The analyst sees long-term upside of up to 40%, supported by strong sector demand and government contracts. He advises accumulating on dips near ₹320–₹340.

Mishra Dhatu Nigam Ltd (MIDHANI), a public sector company in India's strategic materials industry, is strategically positioned for sustained growth, according to SEBI-registered analyst Adarsh Nimborkar.

The company dominates the titanium-based materials market while delivering specialized alloys and superalloys to defense, aerospace, and nuclear energy sectors.

At the time of writing, shares of MIDHANI were trading at ₹341.40, up 3.5% on the day.

According to Nimborkar, MIDHANI's performance will be driven by its strong order book, long-term contracts from DRDO, ISRO, and HAL, and support from India's "Make in India" policy and defense indigenization initiatives. 

The company expanded its global operations by focusing on Europe and the Middle East growth.

According to financial reports for FY2023–FY2024, MIDHANI generated revenues between ₹800 and  ₹1,000 crore and achieved net profits ranging from ₹175 to 200 crore. 

The firm maintained a debt-equity ratio of 0.33 while achieving a ROCE of 9.4%. Even with its price-to-earnings ratio at 64.5, which surpasses the industry average, the stock continues to appeal to investors with a long-term horizon.

The stock price remains above the 200-day moving average of ₹308 and the 50-day moving average of ₹324. 

Nimborkar MIDHANI has reached overbought conditions, indicated by an RSI of 77. This suggests short-term resistance at ₹375, while primary support exists at ₹340 and secondary support at ₹320.

The analyst warns investors about short-term volatility and consolidation while setting a medium-term price goal of ₹375, representing a 9–10% increase. 

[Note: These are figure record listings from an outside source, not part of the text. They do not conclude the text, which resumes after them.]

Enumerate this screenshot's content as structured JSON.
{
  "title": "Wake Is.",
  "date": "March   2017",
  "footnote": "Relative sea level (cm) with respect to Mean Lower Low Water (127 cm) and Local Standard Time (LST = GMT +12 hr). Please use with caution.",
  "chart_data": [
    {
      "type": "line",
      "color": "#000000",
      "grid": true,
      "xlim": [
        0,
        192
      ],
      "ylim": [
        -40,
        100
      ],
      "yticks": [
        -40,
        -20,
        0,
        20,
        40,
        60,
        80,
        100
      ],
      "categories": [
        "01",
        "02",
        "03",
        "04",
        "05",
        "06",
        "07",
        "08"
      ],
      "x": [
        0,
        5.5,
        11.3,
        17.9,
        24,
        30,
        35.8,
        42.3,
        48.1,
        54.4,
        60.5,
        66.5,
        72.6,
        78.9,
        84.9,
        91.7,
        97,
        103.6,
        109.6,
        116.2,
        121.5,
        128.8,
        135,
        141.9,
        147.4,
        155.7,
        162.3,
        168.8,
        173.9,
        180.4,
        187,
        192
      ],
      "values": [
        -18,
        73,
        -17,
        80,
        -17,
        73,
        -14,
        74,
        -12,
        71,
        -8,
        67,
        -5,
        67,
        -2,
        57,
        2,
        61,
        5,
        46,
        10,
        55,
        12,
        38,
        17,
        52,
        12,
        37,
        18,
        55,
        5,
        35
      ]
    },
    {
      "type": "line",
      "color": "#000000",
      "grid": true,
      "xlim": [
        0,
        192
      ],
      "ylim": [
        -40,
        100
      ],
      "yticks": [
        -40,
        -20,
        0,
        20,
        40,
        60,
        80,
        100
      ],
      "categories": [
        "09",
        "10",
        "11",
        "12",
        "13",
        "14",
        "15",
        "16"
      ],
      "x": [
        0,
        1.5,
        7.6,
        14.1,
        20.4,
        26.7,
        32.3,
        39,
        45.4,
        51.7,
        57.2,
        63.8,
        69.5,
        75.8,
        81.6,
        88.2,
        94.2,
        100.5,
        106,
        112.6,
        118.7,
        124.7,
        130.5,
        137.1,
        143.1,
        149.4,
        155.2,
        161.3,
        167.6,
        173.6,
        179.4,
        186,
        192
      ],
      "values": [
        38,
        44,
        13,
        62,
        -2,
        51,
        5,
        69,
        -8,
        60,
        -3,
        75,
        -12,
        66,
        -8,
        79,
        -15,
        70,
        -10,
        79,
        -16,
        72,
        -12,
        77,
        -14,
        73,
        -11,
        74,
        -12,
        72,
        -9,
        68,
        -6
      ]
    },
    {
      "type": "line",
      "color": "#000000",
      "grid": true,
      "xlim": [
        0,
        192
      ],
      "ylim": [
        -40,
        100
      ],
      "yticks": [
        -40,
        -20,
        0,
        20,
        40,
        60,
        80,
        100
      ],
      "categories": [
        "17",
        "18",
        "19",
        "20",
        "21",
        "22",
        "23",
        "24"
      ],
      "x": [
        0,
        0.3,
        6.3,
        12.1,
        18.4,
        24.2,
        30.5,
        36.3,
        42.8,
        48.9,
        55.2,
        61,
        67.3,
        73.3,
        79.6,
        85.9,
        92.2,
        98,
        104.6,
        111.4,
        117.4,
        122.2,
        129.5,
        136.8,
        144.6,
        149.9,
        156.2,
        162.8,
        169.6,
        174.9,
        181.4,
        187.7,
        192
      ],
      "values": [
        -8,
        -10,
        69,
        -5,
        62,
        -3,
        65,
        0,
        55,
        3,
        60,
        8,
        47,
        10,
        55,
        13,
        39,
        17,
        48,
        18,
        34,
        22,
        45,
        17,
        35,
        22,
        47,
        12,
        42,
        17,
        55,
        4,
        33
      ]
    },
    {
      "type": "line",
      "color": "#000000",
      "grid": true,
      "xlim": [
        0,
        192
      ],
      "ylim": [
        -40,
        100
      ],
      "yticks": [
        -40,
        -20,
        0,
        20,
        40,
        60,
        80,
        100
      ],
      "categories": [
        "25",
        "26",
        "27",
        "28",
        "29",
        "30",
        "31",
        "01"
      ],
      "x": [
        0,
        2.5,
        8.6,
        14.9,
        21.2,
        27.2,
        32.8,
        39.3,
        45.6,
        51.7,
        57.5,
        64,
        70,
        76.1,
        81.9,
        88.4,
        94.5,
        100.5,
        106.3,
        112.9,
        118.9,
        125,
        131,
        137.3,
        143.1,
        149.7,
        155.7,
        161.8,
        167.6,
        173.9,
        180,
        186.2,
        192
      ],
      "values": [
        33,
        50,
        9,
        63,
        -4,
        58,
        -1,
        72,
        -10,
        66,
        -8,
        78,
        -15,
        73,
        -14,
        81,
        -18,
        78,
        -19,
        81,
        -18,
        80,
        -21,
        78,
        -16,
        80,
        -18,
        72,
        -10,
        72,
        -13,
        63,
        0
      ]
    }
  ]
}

He expects long-term investors to gain from a rally to ₹480, representing a 40% increase from present levels, as the company remains supported by structural advantages in India's strategic manufacturing areas.

Nimborkar recommends that long-term investors purchase shares when prices drop to the range of ₹320–₹340.

On Stocktwits, retail sentiment was ‘bullish’ amid ‘normal’ message volume.

The stock has declined 0.1% so far in 2025.